External identities scenarios

Microsoft Entra External Identities focus less on a user's relationship to your organization and more on how the user wants to sign in to your apps and resources. Within this framework, Microsoft Entra ID supports various scenarios.

A B2B collaboration scenario allows you to invite external users into your own tenant as "guest" users that you can assign permissions to (for authorization) while letting them use their existing credentials (for authentication). Users sign in to the shared resources using a simple invitation and redemption process with their work, school, or other email account. You can also use Microsoft Entra entitlement management to configure policies that manage access for external users. And now with the availability of self-service sign-up user flows, you can allow external users to sign-up for applications themselves. The experience can be customized to allow sign-up with a work, school, or social identity (such as Google or Facebook). You can also collect information about the user during the sign-up process.
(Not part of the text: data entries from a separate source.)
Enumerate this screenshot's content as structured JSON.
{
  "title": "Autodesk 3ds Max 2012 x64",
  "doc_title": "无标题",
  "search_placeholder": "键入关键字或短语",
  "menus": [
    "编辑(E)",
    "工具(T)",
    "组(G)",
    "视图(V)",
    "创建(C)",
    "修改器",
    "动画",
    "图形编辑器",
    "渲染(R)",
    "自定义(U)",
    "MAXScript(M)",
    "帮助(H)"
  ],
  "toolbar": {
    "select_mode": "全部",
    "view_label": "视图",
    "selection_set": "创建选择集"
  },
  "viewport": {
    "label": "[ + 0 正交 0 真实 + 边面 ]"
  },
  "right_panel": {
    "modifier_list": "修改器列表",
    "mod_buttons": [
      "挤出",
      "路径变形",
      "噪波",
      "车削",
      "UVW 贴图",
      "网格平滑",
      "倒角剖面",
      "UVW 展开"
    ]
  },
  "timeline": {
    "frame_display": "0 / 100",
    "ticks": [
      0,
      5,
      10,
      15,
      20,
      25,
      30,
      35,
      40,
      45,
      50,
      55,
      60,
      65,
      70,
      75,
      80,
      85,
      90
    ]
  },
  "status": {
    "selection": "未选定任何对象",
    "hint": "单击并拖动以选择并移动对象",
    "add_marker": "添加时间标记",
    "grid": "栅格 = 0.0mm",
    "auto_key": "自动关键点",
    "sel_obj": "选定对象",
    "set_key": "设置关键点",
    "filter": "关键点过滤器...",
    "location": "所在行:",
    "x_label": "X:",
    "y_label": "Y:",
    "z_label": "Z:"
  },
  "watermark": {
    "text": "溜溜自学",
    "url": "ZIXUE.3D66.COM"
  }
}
The following list identifies an example B2B collaboration scenario and details some of the capabilities it provides:

  • Primary scenario - Collaboration using Microsoft applications (Microsoft 365, Teams, and so on) or your own applications (SaaS apps, custom-developed apps, and so on).
  • Intended for - Collaborating with business partners from external organizations like suppliers, partners, vendors. Users appear as guest users in your directory.
  • Identity providers supported - External users can collaborate using work accounts, school accounts, any email address, SAML and WS-Fed based identity providers, Gmail, and Facebook.
  • External user management - External users are managed in the same directory as employees, but are typically annotated as guest users. Guest users can be managed the same way as employees, added to the same groups, and so on.
  • Single sign-on (SSO) - SSO to all Microsoft Entra-connected apps is supported. For example, you can provide access to Microsoft 365 or on-premises apps, and to other SaaS apps such as Salesforce or Workday.
  • Security policy and compliance - Managed by the host/inviting organization (for example, with Conditional Access policies).
  • Branding - Host/inviting organization's brand is used.

Manage external collaboration settings in Microsoft Entra ID

This unit describes how to enable Microsoft Entra B2B collaboration. Then, we explore the ability to designate who can invite guests and determine the permissions that guests have.

By default, all users and guests in your directory can invite guests even if they're not assigned to an admin role. External collaboration settings let you turn guest invitations on or off for different types of users in your organization. You can also delegate invitations to individual users by assigning roles that allow them to invite guests.

Microsoft Entra ID allows you to restrict what external guest users can see in your Microsoft Entra directory. By default, guest users are granted a limited permission level. The guests are blocked from listing users, groups, or other directory resources, but the guests can see membership of non-hidden groups. Admins can change the guest permissions setting allowing you to restrict guest access even further, so that guests can only view their own profile information. For details, see Restrict guest access permissions.

Configure business-to-business external collaboration settings

With Microsoft Entra B2B (Business to Business) collaboration, a tenant admin can set the following invitation policies:

  • Turn off invitations (no external users can be invited)
  • Only admins and users in the Guest Inviter role can invite (only admins and users in the Guest Inviter role can invite)
  • Admins, the Guest Inviter role, and members can invite (same as above setting, but invited members can also invite external users)
  • All users, including guests, can invite (as the name implies, all users in the tenant can invite external users)

By default, all users, including guests, can invite guest users.